Harvard University Mexican Association of Students

The Evolution of Mexican Food in the US

  • Lugar: David Rockefeller Center for Latin American Studies Room S250
  • Fecha: Wednesday, 13-Nov-13
  • Contacto: Adrian Jinich (ajinich@gmail.com)
The Evolution of Mexican Food in the US

Pati Jinich is host of the Public Television series PATI'S MEXICAN TABLE, which is aired nationwide, is now in its third season, and was nominated for a 2013 Imagen Award. She is a cookbook author, food writer, cooking teacher and chef of the Mexican Cultural Institute in Washington, DC.

The Evolution of Mexican Food in the US

Some people think there are 32 regional cuisines of Mexico, as many as the number of states in the country. Others say there are as many as delineated regions, many within a state. I, for one, consider, there are as many as one can possibly count, taking into consideration the marked historical periods, family legacies, smaller community culinary traditions. What?s more, these days, one has to look at the evolution of Mexican food outside of its national borders.
Mexican communities that come from a particular region bring along culinary baggage that combines differently depending on where they settle. New regional cooking trends emerge.

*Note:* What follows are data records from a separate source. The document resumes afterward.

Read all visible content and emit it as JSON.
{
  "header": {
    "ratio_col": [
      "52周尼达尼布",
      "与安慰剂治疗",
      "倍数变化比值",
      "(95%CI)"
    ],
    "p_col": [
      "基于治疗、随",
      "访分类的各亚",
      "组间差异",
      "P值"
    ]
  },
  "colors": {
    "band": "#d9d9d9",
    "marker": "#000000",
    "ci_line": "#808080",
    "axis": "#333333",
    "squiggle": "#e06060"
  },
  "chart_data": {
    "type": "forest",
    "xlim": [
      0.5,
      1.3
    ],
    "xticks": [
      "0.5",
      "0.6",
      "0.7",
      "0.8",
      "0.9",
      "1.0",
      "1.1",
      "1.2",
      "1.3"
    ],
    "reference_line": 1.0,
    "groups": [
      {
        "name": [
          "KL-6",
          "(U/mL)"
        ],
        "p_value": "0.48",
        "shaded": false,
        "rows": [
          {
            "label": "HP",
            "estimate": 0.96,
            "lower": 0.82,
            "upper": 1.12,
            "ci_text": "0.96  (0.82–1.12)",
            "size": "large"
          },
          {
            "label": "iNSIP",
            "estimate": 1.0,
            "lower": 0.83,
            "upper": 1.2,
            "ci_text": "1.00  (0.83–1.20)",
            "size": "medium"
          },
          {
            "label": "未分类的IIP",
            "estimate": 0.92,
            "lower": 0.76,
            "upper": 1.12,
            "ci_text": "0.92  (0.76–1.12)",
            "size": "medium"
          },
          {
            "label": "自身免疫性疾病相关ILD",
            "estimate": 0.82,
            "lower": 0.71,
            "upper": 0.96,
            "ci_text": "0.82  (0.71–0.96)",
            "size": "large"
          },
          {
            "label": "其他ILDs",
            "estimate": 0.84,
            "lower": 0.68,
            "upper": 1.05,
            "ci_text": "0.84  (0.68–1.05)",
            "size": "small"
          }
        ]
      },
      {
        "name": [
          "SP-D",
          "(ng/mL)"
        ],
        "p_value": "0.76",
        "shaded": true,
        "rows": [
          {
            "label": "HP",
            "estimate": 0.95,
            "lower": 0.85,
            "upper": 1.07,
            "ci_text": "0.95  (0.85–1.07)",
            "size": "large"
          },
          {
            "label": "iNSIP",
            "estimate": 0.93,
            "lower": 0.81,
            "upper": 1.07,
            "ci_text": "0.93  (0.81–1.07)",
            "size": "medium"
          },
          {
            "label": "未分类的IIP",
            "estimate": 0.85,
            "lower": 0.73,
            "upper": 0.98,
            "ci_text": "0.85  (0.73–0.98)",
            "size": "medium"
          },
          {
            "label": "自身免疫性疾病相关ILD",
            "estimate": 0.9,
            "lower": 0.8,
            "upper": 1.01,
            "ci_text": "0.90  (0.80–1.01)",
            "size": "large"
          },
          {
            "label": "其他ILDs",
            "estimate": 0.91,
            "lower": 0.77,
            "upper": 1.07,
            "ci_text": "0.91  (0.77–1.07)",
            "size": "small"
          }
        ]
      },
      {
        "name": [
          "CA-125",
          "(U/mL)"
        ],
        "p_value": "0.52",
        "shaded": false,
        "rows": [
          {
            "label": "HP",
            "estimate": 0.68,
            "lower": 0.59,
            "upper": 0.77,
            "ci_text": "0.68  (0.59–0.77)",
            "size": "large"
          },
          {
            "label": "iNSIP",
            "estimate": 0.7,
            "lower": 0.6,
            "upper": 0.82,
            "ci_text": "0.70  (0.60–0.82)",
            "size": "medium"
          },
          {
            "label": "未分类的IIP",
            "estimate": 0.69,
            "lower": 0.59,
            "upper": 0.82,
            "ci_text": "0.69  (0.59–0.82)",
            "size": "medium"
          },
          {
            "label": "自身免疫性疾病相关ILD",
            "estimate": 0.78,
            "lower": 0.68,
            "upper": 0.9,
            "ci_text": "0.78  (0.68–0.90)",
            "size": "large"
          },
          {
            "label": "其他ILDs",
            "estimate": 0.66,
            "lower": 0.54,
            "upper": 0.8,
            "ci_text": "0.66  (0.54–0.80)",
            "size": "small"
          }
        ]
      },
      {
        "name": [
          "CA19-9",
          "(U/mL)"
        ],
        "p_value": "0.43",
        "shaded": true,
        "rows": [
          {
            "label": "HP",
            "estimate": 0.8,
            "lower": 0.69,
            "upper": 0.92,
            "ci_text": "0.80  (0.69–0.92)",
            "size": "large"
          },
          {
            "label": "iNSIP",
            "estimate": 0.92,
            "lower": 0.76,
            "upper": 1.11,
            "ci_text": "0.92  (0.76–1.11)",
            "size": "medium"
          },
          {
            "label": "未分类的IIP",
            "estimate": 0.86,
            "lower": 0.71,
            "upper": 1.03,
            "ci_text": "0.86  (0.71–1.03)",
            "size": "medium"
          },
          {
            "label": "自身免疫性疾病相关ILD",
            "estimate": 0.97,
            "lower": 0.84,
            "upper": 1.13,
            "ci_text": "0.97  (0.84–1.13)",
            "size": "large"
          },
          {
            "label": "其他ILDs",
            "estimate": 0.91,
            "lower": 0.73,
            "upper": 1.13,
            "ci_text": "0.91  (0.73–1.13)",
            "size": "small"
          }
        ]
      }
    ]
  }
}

What?s more, for Mexicans who never crossed the border, but where the border crossed them (in the words from Los Tigres del Norte) their cooking evolved in peculiar ways as they became part of the United States.
From the infamous Tex-Mex Combo platter, to Fresh-Mex salads, to Cal-Mex Fish Tacos, to SoCal-Mex Burritos, to Chicago-French-Mex, to New-Mex and MEX-Tex, I find the movement of people and the evolution of their culture and cooking to be fascinating.
Being Mexican, or eating Mexican, has become part of the American experience. Who considers salsa, nachos or guacamole ethnic these days? I invite you to come share with me many of the stories that have given shape to what Mexican food is considered today.